I went through all this trouble because I saw these amazing Peppermint Bark Buns at Fake Ginger. I could have gone for the peppermint and chocolate filling but I am not a big fan of white chocolate so I decided to stick with a cinnamon roll and this would be a springboard into making the cinnamon rolls.
These cinnamon rolls were worth the trouble since they were an amazing treat for the weekend. Plus I felt like I conquered a big fear with using yeast. I made an orange frosting for them which was good- a nice complement to the cinnamon but standard milk based frosting is more my thing.
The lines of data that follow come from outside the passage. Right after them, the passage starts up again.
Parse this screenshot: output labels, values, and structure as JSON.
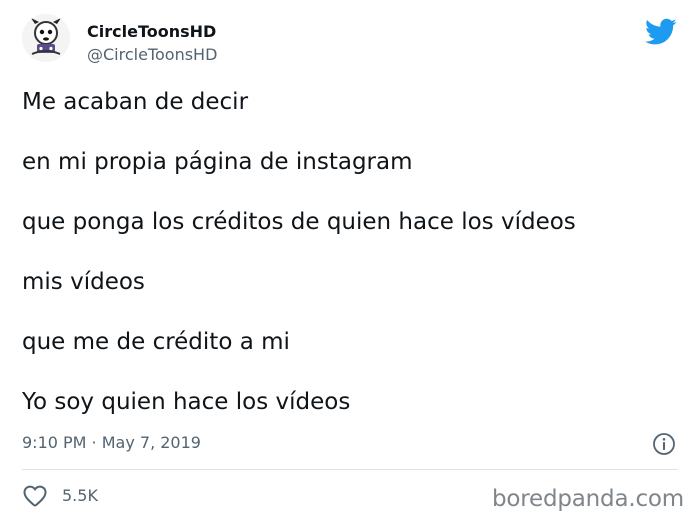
{
  "author": {
    "display_name": "CircleToonsHD",
    "handle": "@CircleToonsHD"
  },
  "tweet": {
    "lines": [
      "Me acaban de decir",
      "en mi propia página de instagram",
      "que ponga los créditos de quien hace los vídeos",
      "mis vídeos",
      "que me de crédito a mi",
      "Yo soy quien hace los vídeos"
    ],
    "timestamp": "9:10 PM · May 7, 2019"
  },
  "engagement": {
    "likes": "5.5K"
  },
  "watermark": "boredpanda.com",
  "icons": {
    "brand": "twitter-bird-icon",
    "info": "info-icon",
    "like": "heart-icon",
    "avatar": "avatar"
  },
  "colors": {
    "twitter_blue": "#1d9bf0",
    "text_primary": "#0f1419",
    "text_secondary": "#536471",
    "divider": "#dfe3e6",
    "watermark": "#7f868b"
  }
}
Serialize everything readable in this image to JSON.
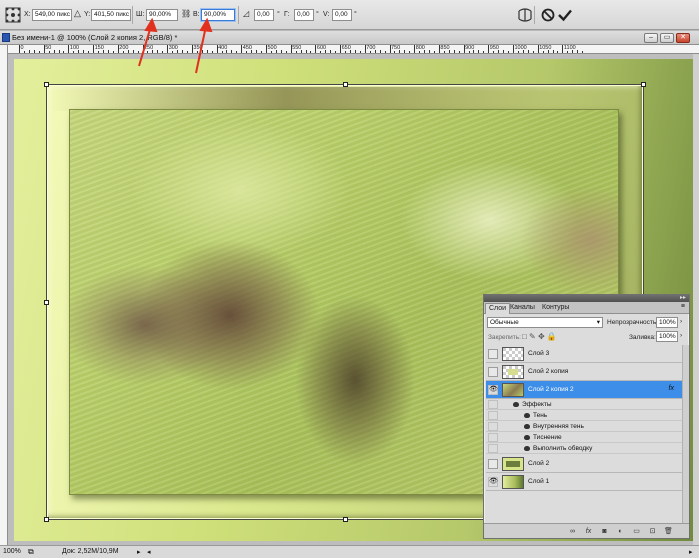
{
  "options_bar": {
    "x_label": "X:",
    "x_value": "549,00 пикс",
    "y_label": "Y:",
    "y_value": "401,50 пикс",
    "w_label": "Ш:",
    "w_value": "90,00%",
    "h_label": "В:",
    "h_value": "90,00%",
    "rotate_value": "0,00",
    "h_skew_label": "Г:",
    "h_skew_value": "0,00",
    "v_skew_label": "V:",
    "v_skew_value": "0,00"
  },
  "document": {
    "tab_title": "Без имени-1 @ 100% (Слой 2 копия 2, RGB/8) *",
    "ruler_ticks": [
      "0",
      "50",
      "100",
      "150",
      "200",
      "250",
      "300",
      "350",
      "400",
      "450",
      "500",
      "550",
      "600",
      "650",
      "700",
      "750",
      "800",
      "850",
      "900",
      "950",
      "1000",
      "1050",
      "1100"
    ]
  },
  "status": {
    "zoom": "100%",
    "doc_size": "Док: 2,52M/10,9M"
  },
  "layers_panel": {
    "tabs": [
      "Слои",
      "Каналы",
      "Контуры"
    ],
    "blend_mode": "Обычные",
    "opacity_label": "Непрозрачность:",
    "opacity_value": "100%",
    "lock_label": "Закрепить:",
    "fill_label": "Заливка:",
    "fill_value": "100%",
    "layers": [
      {
        "name": "Слой 3",
        "visible": false
      },
      {
        "name": "Слой 2 копия",
        "visible": false
      },
      {
        "name": "Слой 2 копия 2",
        "visible": true,
        "selected": true
      },
      {
        "name": "Слой 2",
        "visible": false
      },
      {
        "name": "Слой 1",
        "visible": true
      }
    ],
    "fx_label": "fx",
    "effects_header": "Эффекты",
    "effects": [
      "Тень",
      "Внутренняя тень",
      "Тиснение",
      "Выполнить обводку"
    ]
  },
  "colors": {
    "selected_layer": "#3d8ee8",
    "annotation_arrow": "#e0301e"
  }
}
I think eggnog would be fantastic!
Seriously Amazing Cinnamon Rolls
makes 12 rolls
- 1 cup warm milk (skim works)
- 2 eggs
- 1/3 cup unsalted butter melted
- 4 cups bread flour, 1/2 cup reserved
- 1 teaspoon salt
- 1/2 cup sugar
- 1 packet dry active yeast
- 1/2 cup sugar
- 1/4 cup of brown sugar
- 4 tablespoons cinnamon
- 4 tablespoons butter, softened
- 4 ounces cream cheese, softened
- 1 cup powdered sugar
- milk or orange juice until you have reached your desired frosting thickness
- To prepare the dough, start by heating the milk per yeast instructions (between 100-110F). Melt the butter, set aside. Beat eggs in a very large bowl, set aside. Once the milk has reached the right temperature add the yeast and let proof per instructions. Mix in the sugar and melted butter into the eggs. Gently mix in the milk/yeast to the wet ingredients. In half cup intervals mix in the bread flour until 4 cups has been incorporated. With the remaining 1/2 cup, dust a clean smooth surface and coat your hands. Kneed the dough into a ball incorporating the remaining flour. Place into a greased bowl, cover, with plastic wrap and let double in size (several hours).
- While your dough is rising prepare the cinnamon sugar mixture by combining the sugars, cinnamon, and the softened butter. Set aside.
- Preheat oven to 350 and grease baking pans.
- Roll out dough into a 16 by 21 inch rectangle. Spread butter mixture evenly over dough. Roll up dough jelly roll style and divide into 12 rolls. Arrange evenly in pan(s), cover and let rise until doubled.*
- Bake for 20 minutes or until golden brown.
- While rolls are baking combine the cream cheese and sifted powered sugar. Add milk/oj to the cream cheese until it reached the desired consistency. Spread frosting over warm rolls before serving.
*I did not do this since I wanted them right then and they turned out fine. So this extra rise is up to you.